Obviamente, como toda regra possui exceção, em benefício à seleção da proposta mais vantajosa para a administração, o decreto traz, para ambas as fases, um momento de decisão, por parte do pregoeiro e da equipe de apoio (não apenas do pregoeiro), no qual poderão determinar o reinício da etapa de lances. Mas, isso só ocorrerá após o sistema controlar a primeira parte da disputa.
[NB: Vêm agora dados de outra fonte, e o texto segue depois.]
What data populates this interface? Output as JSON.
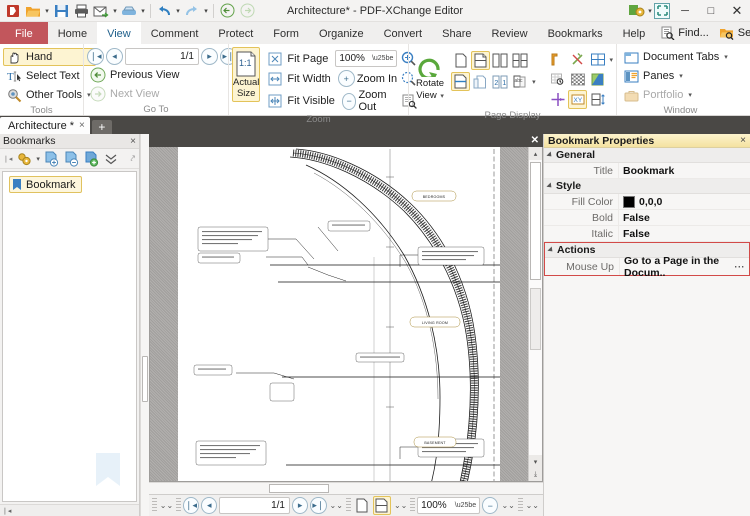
{
  "window": {
    "title": "Architecture* - PDF-XChange Editor",
    "minimize": "─",
    "maximize": "□",
    "close": "✕"
  },
  "quick_access": {
    "icons": [
      "app-logo-icon",
      "open-icon",
      "save-icon",
      "print-icon",
      "email-icon",
      "scan-icon",
      "undo-icon",
      "redo-icon",
      "back-icon",
      "forward-icon"
    ],
    "customize_icon": "customize-quick-access-icon"
  },
  "menu": {
    "tabs": [
      {
        "label": "File",
        "active": false,
        "kind": "file"
      },
      {
        "label": "Home",
        "active": false
      },
      {
        "label": "View",
        "active": true
      },
      {
        "label": "Comment",
        "active": false
      },
      {
        "label": "Protect",
        "active": false
      },
      {
        "label": "Form",
        "active": false
      },
      {
        "label": "Organize",
        "active": false
      },
      {
        "label": "Convert",
        "active": false
      },
      {
        "label": "Share",
        "active": false
      },
      {
        "label": "Review",
        "active": false
      },
      {
        "label": "Bookmarks",
        "active": false
      },
      {
        "label": "Help",
        "active": false
      }
    ],
    "find_label": "Find...",
    "search_label": "Search...",
    "collapse_ribbon": "˄"
  },
  "ribbon": {
    "groups": [
      {
        "name": "Tools",
        "label": "Tools",
        "items": [
          {
            "label": "Hand",
            "icon": "hand-icon",
            "selected": true
          },
          {
            "label": "Select Text",
            "icon": "select-text-icon",
            "selected": false
          },
          {
            "label": "Other Tools",
            "icon": "other-tools-icon",
            "selected": false,
            "dropdown": true
          }
        ]
      },
      {
        "name": "Go To",
        "label": "Go To",
        "page_value": "1/1",
        "first_page_icon": "first-page-icon",
        "prev_page_icon": "previous-page-icon",
        "next_page_icon": "next-page-icon",
        "last_page_icon": "last-page-icon",
        "items": [
          {
            "label": "Previous View",
            "icon": "previous-view-icon",
            "disabled": false
          },
          {
            "label": "Next View",
            "icon": "next-view-icon",
            "disabled": true
          }
        ]
      },
      {
        "name": "Zoom",
        "label": "Zoom",
        "actual_size": {
          "label_line1": "Actual",
          "label_line2": "Size",
          "badge": "1:1"
        },
        "zoom_value": "100%",
        "items": [
          {
            "label": "Fit Page",
            "icon": "fit-page-icon"
          },
          {
            "label": "Fit Width",
            "icon": "fit-width-icon"
          },
          {
            "label": "Fit Visible",
            "icon": "fit-visible-icon"
          },
          {
            "label": "Zoom In",
            "icon": "zoom-in-icon"
          },
          {
            "label": "Zoom Out",
            "icon": "zoom-out-icon"
          }
        ],
        "right_icons": [
          "magnifier-icon",
          "loupe-icon",
          "pan-and-zoom-icon"
        ]
      },
      {
        "name": "Page Display",
        "label": "Page Display",
        "rotate": {
          "line1": "Rotate",
          "line2": "View",
          "icon": "rotate-view-icon"
        },
        "icons_row1": [
          "single-page-icon",
          "single-page-continuous-icon",
          "two-pages-icon",
          "two-pages-continuous-icon"
        ],
        "icons_row2": [
          "split-view-icon",
          "cover-page-icon",
          "page-numbers-icon",
          "page-transitions-icon"
        ],
        "icons_row3": [
          "rulers-icon",
          "guides-icon",
          "grid-icon"
        ],
        "icons_row4": [
          "snap-icon",
          "measurement-icon",
          "auto-scroll-icon"
        ]
      },
      {
        "name": "Window",
        "label": "Window",
        "items": [
          {
            "label": "Document Tabs",
            "icon": "document-tabs-icon",
            "dropdown": true,
            "disabled": false
          },
          {
            "label": "Panes",
            "icon": "panes-icon",
            "dropdown": true,
            "disabled": false
          },
          {
            "label": "Portfolio",
            "icon": "portfolio-icon",
            "dropdown": true,
            "disabled": true
          }
        ]
      }
    ]
  },
  "document_tabs": {
    "tabs": [
      {
        "label": "Architecture *",
        "close": "×"
      }
    ],
    "new_tab": "+"
  },
  "bookmarks_pane": {
    "title": "Bookmarks",
    "close": "×",
    "toolbar_icons": [
      "options-gear-icon",
      "new-bookmark-icon",
      "delete-bookmark-icon",
      "add-bookmark-icon",
      "expand-all-icon"
    ],
    "items": [
      {
        "label": "Bookmark",
        "icon": "bookmark-icon",
        "selected": true
      }
    ],
    "watermark_icon": "bookmark-watermark-icon"
  },
  "document": {
    "close": "✕",
    "rooms": [
      "BEDROOMS",
      "LIVING ROOM",
      "BASEMENT"
    ],
    "bottom_bar": {
      "page_value": "1/1",
      "zoom_value": "100%",
      "first_page_icon": "first-page-icon",
      "prev_page_icon": "previous-page-icon",
      "next_page_icon": "next-page-icon",
      "last_page_icon": "last-page-icon",
      "single_page_icon": "single-page-icon",
      "continuous_icon": "continuous-page-icon",
      "zoom_out_icon": "zoom-out-icon"
    }
  },
  "properties_pane": {
    "title": "Bookmark Properties",
    "close": "×",
    "sections": [
      {
        "name": "General",
        "label": "General",
        "rows": [
          {
            "label": "Title",
            "value": "Bookmark",
            "type": "text"
          }
        ]
      },
      {
        "name": "Style",
        "label": "Style",
        "rows": [
          {
            "label": "Fill Color",
            "value": "0,0,0",
            "type": "color",
            "color": "#000000"
          },
          {
            "label": "Bold",
            "value": "False",
            "type": "text"
          },
          {
            "label": "Italic",
            "value": "False",
            "type": "text"
          }
        ]
      },
      {
        "name": "Actions",
        "label": "Actions",
        "highlighted": true,
        "rows": [
          {
            "label": "Mouse Up",
            "value": "Go to a Page in the Docum..",
            "type": "text",
            "more": "⋯"
          }
        ]
      }
    ]
  },
  "colors": {
    "file_tab": "#c2565c",
    "ribbon_selected": "#fdf4d2",
    "ribbon_selected_border": "#e3c35a",
    "pane_header": "#f4e2a0",
    "highlight_border": "#d24a48",
    "doc_chrome": "#4a4845"
  }
}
O que, entendemos, será quase impossível se adotar essa exceção, visto que a intenção dos licitantes sempre será dar, pelo menos, um último lance vencedor.
E uma quarta novidade trazida pelo decreto é a obrigação do pregoeiro, na hipótese de necessidade de suspensão da sessão pública para a realização de diligências, com vistas ao saneamento no julgamento da proposta e documentos de habilitação, ter que registrar no sistema a suspensão, sendo-lhe permitido reiniciá-la mediante aviso prévio no sistema com, no mínimo, vinte e quatro horas de antecedência.
Essa regra, inclusive, se coaduna, também, com diversos entendimentos do TCU acerca da transparência e publicidade das ações do pregoeiro, como o agente responsável por comandar a seção pública, e ter a obrigação e o respeito para com os participantes quanto às suas ausências, suspensão do certame e sua retomada.
A possibilidade saneamento de erros ou falhas por parte do pregoeiro ainda permanece com o novo decreto; no entanto, há um certo limitador na sua ação.
Enfim, vemos que o comandante do certame, no pregão eletrônico, o pregoeiro, mantem sua enorme responsabilidade no julgamento da proposta e documentos de habilitação das licitações; agora, legalmente, inclusive, com o poder de solicitar manifestação técnica da assessoria jurídica ou de outros setores do órgão ou da entidade, a fim de subsidiar sua decisão; mas que, nesse pontos que atacamos, teve seu poder restringido.O importante é detectarmos e percebermos que essas novas restrições ou limitações, de certa forma, trazem um benefício e uma segurança a seu favor, retirando do seu poder ações subjetivas e ficando a comando do edital e do sistema; e, principalmente, um benefício aos princípios da isonomia, da competividade, do julgamento objetivo, e em busca da melhor proposta para a administração.